Lane erwartet 3,0 Prozent Inflation und 0,9 Prozent Wachstum
ECB Rede

Lane erwartet 3,0 Prozent Inflation und 0,9 Prozent Wachstum

EZB-Direktoriumsmitglied Philip R. Lane hat in Wexford die September-Projektionen vorgestellt. Die Notenbank rechnet für 2026 mit einer Teuerungsrate von 3,0 Prozent sowie einem BIP-Wachstum von lediglich 0,9 Prozent im Euroraum.

Teuerungsschub durch Energie und Exportpreise

Die neuen Projektionen der EZB zeichnen ein verhaltenes Konjunkturbild bei anhaltendem Preisdruck.

Für 2026 prognostizieren die Experten eine Gesamtinflation von 3,0 Prozent, angetrieben von einer Energieinflation von 9,3 Prozent.

Erst 2027 soll die Teuerung auf 2,5 Prozent und 2028 auf 2,1 Prozent sinken.

Die Kerninflation verharrt 2026 bei 2,5 Prozent und klettert 2027 auf 2,6 Prozent, bevor sie 2028 auf 2,3 Prozent nachlässt.

Das reale BIP-Wachstum erreicht 2026 voraussichtlich nur 0,9 Prozent, gefolgt von 1,4 Prozent im Jahr 2027 und 1,5 Prozent 2028.

Das Lohnwachstum bleibt mit 3,3 Prozent pro Arbeitnehmer bis 2028 konstant erhöht, während die Arbeitslosenquote leicht von 6,2 Prozent auf 5,9 Prozent im Jahr 2028 sinkt.

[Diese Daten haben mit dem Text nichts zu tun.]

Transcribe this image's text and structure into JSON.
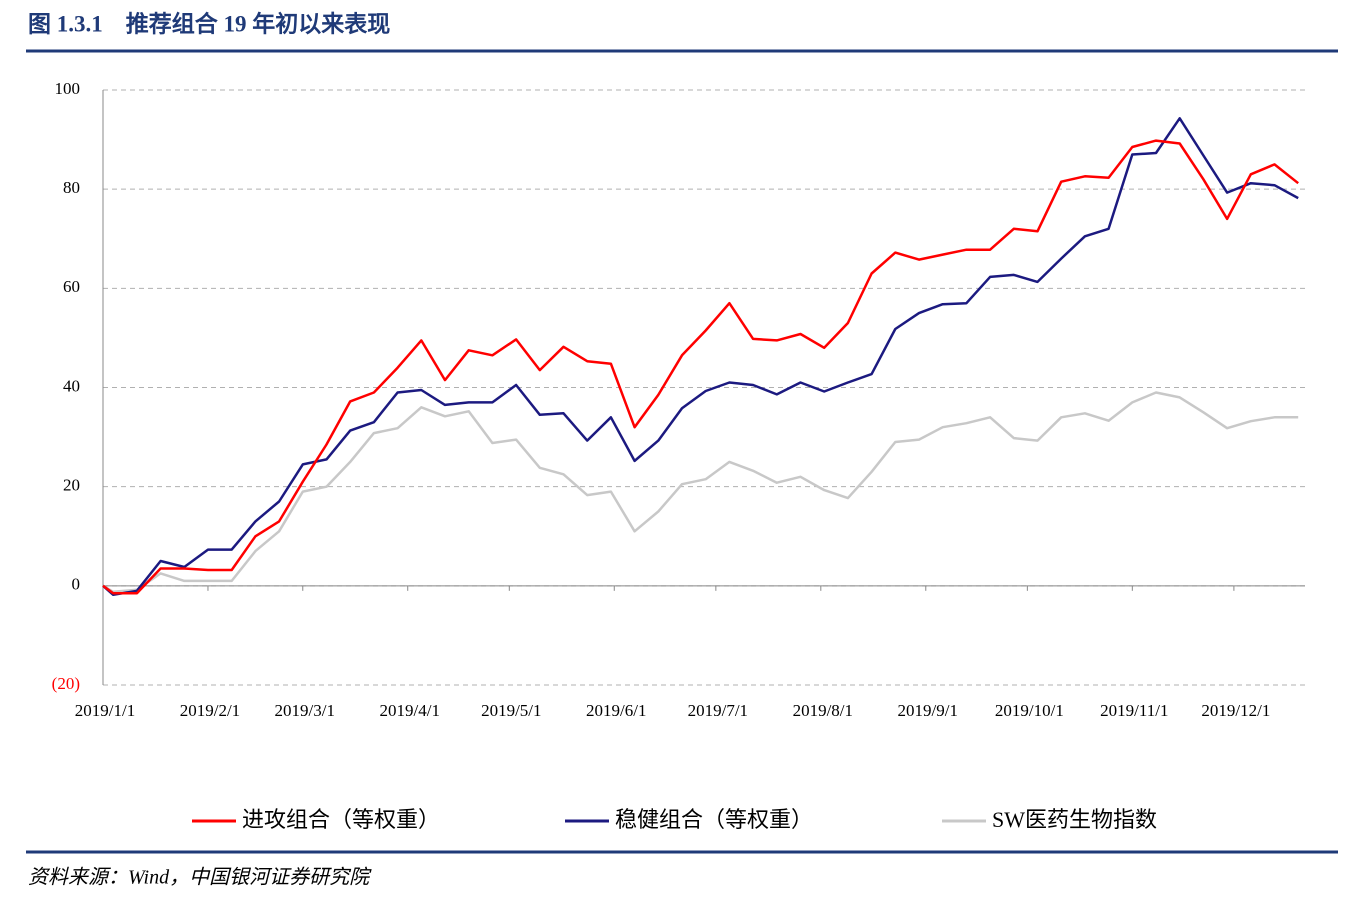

Nahost-Risiken und KI-Kreditschub

Lane beleuchtete zudem erhebliche Aufwärtsrisiken.

In einem schweren Eskalationsszenario im Nahen Osten könnte die Inflation 2027 auf 5,4 Prozent emporschnellen, während das Wachstum auf 0,4 Prozent einbricht.

Bei den globalen Wettbewerberpreisen zeigt sich für 2026 ein Anstieg um 7,0 Prozent, befeuert durch Lieferanten von KI-Hardware.

Auf den Kreditmärkten verzeichnen Firmen im Bereich der KI-Infrastruktur und -Entwicklung ein überdurchschnittliches Kreditwachstum gegenüber dem restlichen Unternehmenssektor.

Stag­fla­ti­ons­sor­gen kehren zurück

Die EZB-Projektionen entzaubern jegliche Hoffnung auf eine schnelle Normalisierung von Teuerung und Wachstum.

Angesichts hartnäckiger Zweitrundeneffekte bei den Dienstleistungen und massiver geopolitischer Risiken agiert der EZB-Rat auf einem schmalen Grat.

Für Zinssenkungsfantasien der Finanzmärkte liefert Lanes Zahlenwerk einen deutlichen Dämpfer.